A narrativa do documentário de 25 minutos, que intercala fotografias e cânticos da líder religiosa, acompanhada de três anciãs do Ilê Axé Opô Afonjá, é a continuidade de um ciclo que começou no lançamento do livro “O Que as Folhas Cantam (Para Quem Canta Folha)”, de Mãe Stella e Graziela Domini. Em português, a obra conta a sabedoria contida em cerca de 60 cânticos yorubás, ao som das vozes em coro das senhoras, ritmado pela palma da mão. Para Alessandra Caramori, emocionada ao falar dos resultados do projeto, levar os ensinamentos para dentro da universidade é aproximar a comunidade da academia e também agregar a escrita como transmissão de conhecimento para uma religião que sobrevive através da oralidade. “Eu acredito na universidade fora dos muros. E trazer parte do fruto desses encontros para dentro da universidade, meu espaço de vida e trabalho, é motivo de grande alegria para mim”, celebra a professora.

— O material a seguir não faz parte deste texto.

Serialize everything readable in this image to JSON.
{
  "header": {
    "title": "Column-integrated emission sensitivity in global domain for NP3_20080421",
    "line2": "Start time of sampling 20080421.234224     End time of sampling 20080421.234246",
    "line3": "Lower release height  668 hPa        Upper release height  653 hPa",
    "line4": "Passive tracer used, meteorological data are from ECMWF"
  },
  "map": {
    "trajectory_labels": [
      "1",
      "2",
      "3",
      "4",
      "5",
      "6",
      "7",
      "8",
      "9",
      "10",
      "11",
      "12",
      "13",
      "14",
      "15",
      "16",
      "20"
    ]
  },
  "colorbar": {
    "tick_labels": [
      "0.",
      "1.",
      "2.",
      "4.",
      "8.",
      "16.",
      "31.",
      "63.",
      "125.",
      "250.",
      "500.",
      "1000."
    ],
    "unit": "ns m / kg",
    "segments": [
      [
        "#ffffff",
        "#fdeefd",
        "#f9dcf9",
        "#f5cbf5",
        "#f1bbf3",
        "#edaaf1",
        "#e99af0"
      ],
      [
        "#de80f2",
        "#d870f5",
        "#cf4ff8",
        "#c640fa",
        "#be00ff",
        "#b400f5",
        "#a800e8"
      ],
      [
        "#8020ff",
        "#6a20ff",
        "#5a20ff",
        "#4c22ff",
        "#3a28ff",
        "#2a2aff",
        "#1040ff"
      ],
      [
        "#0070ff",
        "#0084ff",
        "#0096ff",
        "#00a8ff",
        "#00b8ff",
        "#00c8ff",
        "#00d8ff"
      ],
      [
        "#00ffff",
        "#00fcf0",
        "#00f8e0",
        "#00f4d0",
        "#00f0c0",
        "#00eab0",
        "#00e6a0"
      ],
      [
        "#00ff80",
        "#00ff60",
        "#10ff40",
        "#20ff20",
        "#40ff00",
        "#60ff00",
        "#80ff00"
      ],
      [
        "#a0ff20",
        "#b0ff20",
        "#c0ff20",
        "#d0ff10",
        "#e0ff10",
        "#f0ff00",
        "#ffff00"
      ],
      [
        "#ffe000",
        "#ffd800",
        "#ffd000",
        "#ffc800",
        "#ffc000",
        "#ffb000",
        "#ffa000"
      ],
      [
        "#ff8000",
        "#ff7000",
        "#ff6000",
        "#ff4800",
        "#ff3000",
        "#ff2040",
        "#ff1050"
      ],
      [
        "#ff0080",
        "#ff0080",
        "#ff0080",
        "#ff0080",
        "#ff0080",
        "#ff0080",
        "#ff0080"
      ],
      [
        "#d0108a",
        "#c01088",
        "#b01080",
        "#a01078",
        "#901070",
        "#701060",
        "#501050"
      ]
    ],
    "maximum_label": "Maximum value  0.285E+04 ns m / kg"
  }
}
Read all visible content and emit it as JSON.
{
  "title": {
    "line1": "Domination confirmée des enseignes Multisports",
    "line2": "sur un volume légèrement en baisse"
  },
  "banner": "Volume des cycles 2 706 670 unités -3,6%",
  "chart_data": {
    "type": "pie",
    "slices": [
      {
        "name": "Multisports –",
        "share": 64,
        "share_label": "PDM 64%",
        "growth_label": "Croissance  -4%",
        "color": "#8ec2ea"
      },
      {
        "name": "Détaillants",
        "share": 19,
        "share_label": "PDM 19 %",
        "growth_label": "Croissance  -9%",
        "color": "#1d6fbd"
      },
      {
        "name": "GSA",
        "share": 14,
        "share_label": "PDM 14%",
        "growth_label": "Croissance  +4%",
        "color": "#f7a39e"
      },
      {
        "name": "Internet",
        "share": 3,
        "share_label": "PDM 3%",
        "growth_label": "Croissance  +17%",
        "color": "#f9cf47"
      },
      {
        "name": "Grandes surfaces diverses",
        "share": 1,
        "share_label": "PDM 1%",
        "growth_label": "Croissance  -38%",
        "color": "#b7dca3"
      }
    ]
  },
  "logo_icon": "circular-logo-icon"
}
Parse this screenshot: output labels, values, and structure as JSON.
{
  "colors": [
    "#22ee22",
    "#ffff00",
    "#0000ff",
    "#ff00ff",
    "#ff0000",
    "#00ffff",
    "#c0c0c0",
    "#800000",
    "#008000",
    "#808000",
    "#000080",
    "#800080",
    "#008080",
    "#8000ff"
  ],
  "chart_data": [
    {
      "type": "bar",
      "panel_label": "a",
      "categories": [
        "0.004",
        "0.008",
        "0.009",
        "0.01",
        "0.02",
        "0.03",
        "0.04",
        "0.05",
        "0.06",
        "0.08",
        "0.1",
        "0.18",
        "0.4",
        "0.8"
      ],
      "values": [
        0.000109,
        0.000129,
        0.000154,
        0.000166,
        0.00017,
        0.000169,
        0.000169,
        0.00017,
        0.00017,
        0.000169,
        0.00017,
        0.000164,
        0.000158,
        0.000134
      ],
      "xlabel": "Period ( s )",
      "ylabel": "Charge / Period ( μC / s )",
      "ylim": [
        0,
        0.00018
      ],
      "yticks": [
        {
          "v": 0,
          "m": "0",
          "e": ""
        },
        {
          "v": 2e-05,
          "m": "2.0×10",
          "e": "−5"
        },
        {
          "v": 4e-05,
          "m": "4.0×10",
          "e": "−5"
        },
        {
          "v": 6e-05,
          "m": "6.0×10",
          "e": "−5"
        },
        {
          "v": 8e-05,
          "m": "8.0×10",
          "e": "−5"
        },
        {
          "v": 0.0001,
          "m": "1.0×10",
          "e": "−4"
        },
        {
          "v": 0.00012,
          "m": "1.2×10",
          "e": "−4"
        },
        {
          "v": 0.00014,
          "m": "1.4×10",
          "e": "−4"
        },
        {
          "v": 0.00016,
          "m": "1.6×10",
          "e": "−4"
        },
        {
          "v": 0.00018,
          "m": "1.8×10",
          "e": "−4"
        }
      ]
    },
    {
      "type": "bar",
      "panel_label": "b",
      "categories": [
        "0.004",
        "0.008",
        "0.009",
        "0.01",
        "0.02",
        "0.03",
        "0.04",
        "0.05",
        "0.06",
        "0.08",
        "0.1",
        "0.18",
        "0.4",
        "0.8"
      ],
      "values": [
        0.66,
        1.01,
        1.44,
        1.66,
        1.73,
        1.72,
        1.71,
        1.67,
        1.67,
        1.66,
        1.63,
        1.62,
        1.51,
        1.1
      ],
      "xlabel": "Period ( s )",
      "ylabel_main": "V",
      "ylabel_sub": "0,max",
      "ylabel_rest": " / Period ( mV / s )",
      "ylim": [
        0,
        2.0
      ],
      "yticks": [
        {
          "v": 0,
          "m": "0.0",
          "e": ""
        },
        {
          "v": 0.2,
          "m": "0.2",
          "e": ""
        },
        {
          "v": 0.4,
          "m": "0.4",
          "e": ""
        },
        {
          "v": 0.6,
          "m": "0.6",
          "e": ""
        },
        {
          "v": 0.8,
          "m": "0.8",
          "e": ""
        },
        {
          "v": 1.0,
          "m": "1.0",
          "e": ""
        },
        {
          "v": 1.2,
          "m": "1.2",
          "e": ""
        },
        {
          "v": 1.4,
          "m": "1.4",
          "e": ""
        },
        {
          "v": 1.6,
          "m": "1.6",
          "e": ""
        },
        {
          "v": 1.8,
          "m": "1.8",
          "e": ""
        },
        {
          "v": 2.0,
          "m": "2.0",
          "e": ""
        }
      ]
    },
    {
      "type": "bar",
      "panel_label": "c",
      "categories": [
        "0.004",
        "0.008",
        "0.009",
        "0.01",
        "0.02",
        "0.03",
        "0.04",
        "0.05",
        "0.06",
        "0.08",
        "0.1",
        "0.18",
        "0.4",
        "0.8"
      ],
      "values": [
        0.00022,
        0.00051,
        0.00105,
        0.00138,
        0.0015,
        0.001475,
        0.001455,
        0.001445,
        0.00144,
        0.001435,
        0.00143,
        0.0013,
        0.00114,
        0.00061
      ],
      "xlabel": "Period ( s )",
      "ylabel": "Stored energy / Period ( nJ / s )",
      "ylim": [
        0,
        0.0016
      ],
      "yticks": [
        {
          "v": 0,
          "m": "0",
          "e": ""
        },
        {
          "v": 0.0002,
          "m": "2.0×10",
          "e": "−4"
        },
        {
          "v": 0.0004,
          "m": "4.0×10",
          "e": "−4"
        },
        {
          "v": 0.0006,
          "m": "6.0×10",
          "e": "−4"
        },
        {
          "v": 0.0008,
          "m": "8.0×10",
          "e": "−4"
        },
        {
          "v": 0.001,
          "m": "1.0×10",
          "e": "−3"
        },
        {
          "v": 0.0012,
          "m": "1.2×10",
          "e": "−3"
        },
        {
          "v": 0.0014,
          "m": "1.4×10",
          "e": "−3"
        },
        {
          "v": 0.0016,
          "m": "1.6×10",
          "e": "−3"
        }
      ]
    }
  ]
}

A possibilidade da expansão do conhecimento pela oralidade em religiões de matriz africana não é novidade para Mãe Stella, autora de nove livros e integrante da Academia de Letras da Bahia (ALB), que faz questão de valorizar o letramento e a construção do conhecimento. “Muitas coisas se perderam apenas com a tradução oral. O que a gente não registra o vento leva”, completa a yalorixá.

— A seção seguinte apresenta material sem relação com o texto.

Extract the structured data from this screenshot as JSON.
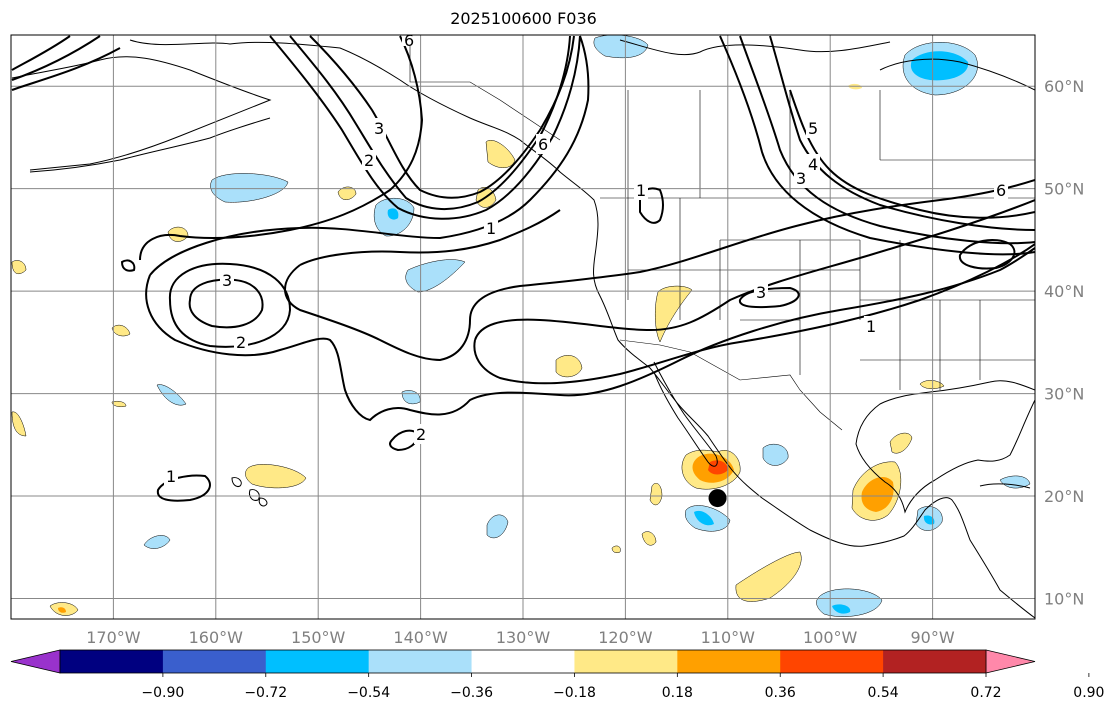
{
  "title": "2025100600 F036",
  "map": {
    "projection": "PlateCarree",
    "lon_range_deg": [
      -180,
      -80
    ],
    "lat_range_deg": [
      8,
      65
    ],
    "lon_ticks": [
      {
        "value": -170,
        "label": "170°W"
      },
      {
        "value": -160,
        "label": "160°W"
      },
      {
        "value": -150,
        "label": "150°W"
      },
      {
        "value": -140,
        "label": "140°W"
      },
      {
        "value": -130,
        "label": "130°W"
      },
      {
        "value": -120,
        "label": "120°W"
      },
      {
        "value": -110,
        "label": "110°W"
      },
      {
        "value": -100,
        "label": "100°W"
      },
      {
        "value": -90,
        "label": "90°W"
      }
    ],
    "lat_ticks": [
      {
        "value": 60,
        "label": "60°N"
      },
      {
        "value": 50,
        "label": "50°N"
      },
      {
        "value": 40,
        "label": "40°N"
      },
      {
        "value": 30,
        "label": "30°N"
      },
      {
        "value": 20,
        "label": "20°N"
      },
      {
        "value": 10,
        "label": "10°N"
      }
    ],
    "grid": true,
    "marker": {
      "name": "storm-center-marker",
      "lon": -111,
      "lat": 19.8
    },
    "contour_labels": [
      "1",
      "1",
      "1",
      "1",
      "2",
      "2",
      "2",
      "3",
      "3",
      "3",
      "3",
      "4",
      "5",
      "6",
      "6",
      "6"
    ]
  },
  "colorbar": {
    "orientation": "horizontal",
    "extend": "both",
    "under_color": "#9932cc",
    "over_color": "#ff88aa",
    "colors": [
      "#000080",
      "#3a5fcd",
      "#00bfff",
      "#aae0fa",
      "#ffffff",
      "#ffe987",
      "#ffa000",
      "#ff4500",
      "#b22222"
    ],
    "bounds": [
      -0.9,
      -0.72,
      -0.54,
      -0.36,
      -0.18,
      0.18,
      0.36,
      0.54,
      0.72,
      0.9
    ],
    "tick_labels": [
      "−0.90",
      "−0.72",
      "−0.54",
      "−0.36",
      "−0.18",
      "0.18",
      "0.36",
      "0.54",
      "0.72",
      "0.90"
    ]
  }
}
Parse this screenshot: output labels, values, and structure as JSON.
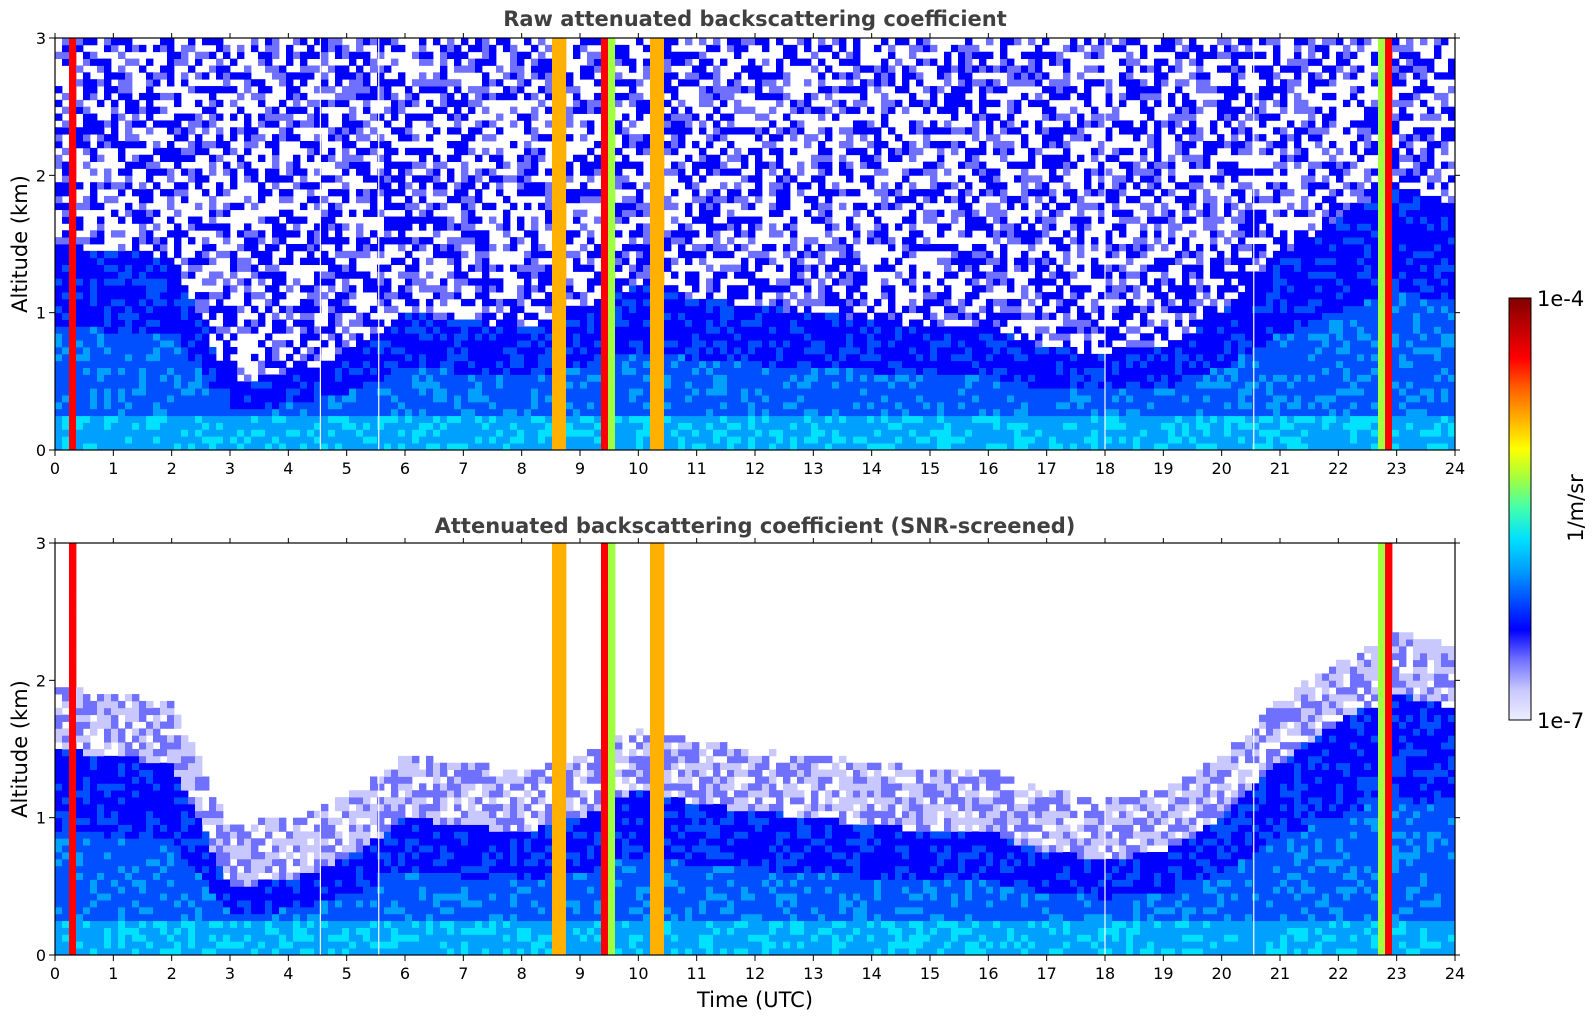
{
  "chart_data": [
    {
      "type": "heatmap",
      "title": "Raw attenuated backscattering coefficient",
      "ylabel": "Altitude (km)",
      "xlabel": "",
      "xlim": [
        0,
        24
      ],
      "ylim": [
        0,
        3
      ],
      "xticks": [
        "0",
        "1",
        "2",
        "3",
        "4",
        "5",
        "6",
        "7",
        "8",
        "9",
        "10",
        "11",
        "12",
        "13",
        "14",
        "15",
        "16",
        "17",
        "18",
        "19",
        "20",
        "21",
        "22",
        "23",
        "24"
      ],
      "yticks": [
        "0",
        "1",
        "2",
        "3"
      ],
      "screened": false
    },
    {
      "type": "heatmap",
      "title": "Attenuated backscattering coefficient (SNR-screened)",
      "ylabel": "Altitude (km)",
      "xlabel": "Time (UTC)",
      "xlim": [
        0,
        24
      ],
      "ylim": [
        0,
        3
      ],
      "xticks": [
        "0",
        "1",
        "2",
        "3",
        "4",
        "5",
        "6",
        "7",
        "8",
        "9",
        "10",
        "11",
        "12",
        "13",
        "14",
        "15",
        "16",
        "17",
        "18",
        "19",
        "20",
        "21",
        "22",
        "23",
        "24"
      ],
      "yticks": [
        "0",
        "1",
        "2",
        "3"
      ],
      "screened": true
    }
  ],
  "colorbar": {
    "label": "1/m/sr",
    "max_label": "1e-4",
    "min_label": "1e-7",
    "colormap": [
      "#eeeeff",
      "#c8c8ff",
      "#7070ff",
      "#0000ff",
      "#0050ff",
      "#00a0ff",
      "#00e0ff",
      "#40ffb0",
      "#a0ff40",
      "#ffff00",
      "#ffb000",
      "#ff6000",
      "#ff0000",
      "#c00000",
      "#800000"
    ]
  },
  "features": {
    "strong_columns_utc": [
      0.3,
      8.65,
      9.45,
      10.3,
      22.85
    ],
    "gap_lines_utc": [
      4.55,
      5.55,
      18.0,
      20.55
    ]
  }
}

O fotógrafo, Antonello Veneri, classificou o terreiro como um lugar de preservação da cultura, de acordo com as suas impressões, obtidas durante a produção do documentário. “Essa é a Bahia que eu mais gosto, um encontro entre diferentes culturas. Quando, por exemplo, vi na escola [Escola Municipal Eugênia Anna do Santos] que funciona dentro do terreiro, uma professora pertencente a religião muçulmana dando aula às criancinhas”, diz.
Na mesma linha de pensamento, o cinegrafista Stefano Barbi Cinti considera que o seu trabalho é instrumento para causas como essas. Experiente na produção de conteúdo sobre o Candomblé, por ter produzido o documentário Oxalá vai à Guerra (2008), Cinti declara seu respeito pela religiosidade. “Não conhecia e deixei me levar. Sempre com receio de invadir o espaço de artefatos sagrados. Mas me coloco como um servo de questões que falam sobre cultura, ou preconceito”, comenta.

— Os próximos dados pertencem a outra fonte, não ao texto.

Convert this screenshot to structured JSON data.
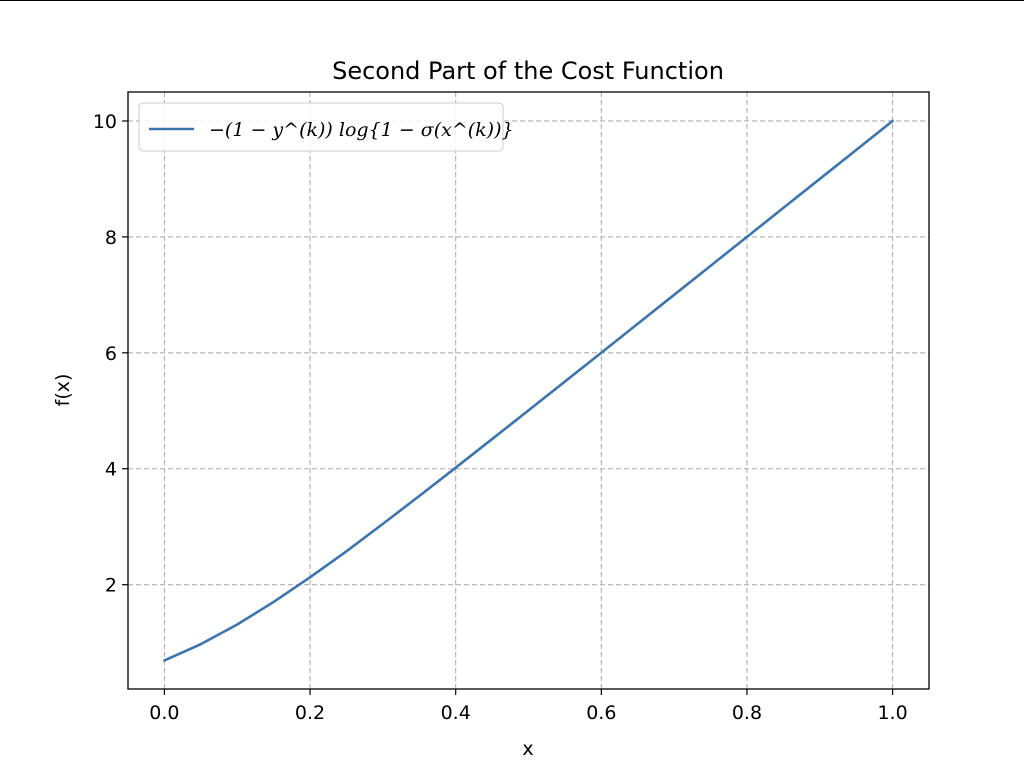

Uma plateia lotada, formada em sua maioria por estudantes e religiosos do candomblé, pôde usufruir, além da experiência diante da obra audiovisual, de relatos das descobertas dos realizadores no contato com a religião e, sobretudo, da sabedoria de Mãe Stella, transmitida ao público por vezes em tom de brincadeira, o que conquistou os presentes, motivando uma enorme fila de admiradores interessados nas bênçãos da yalorixá.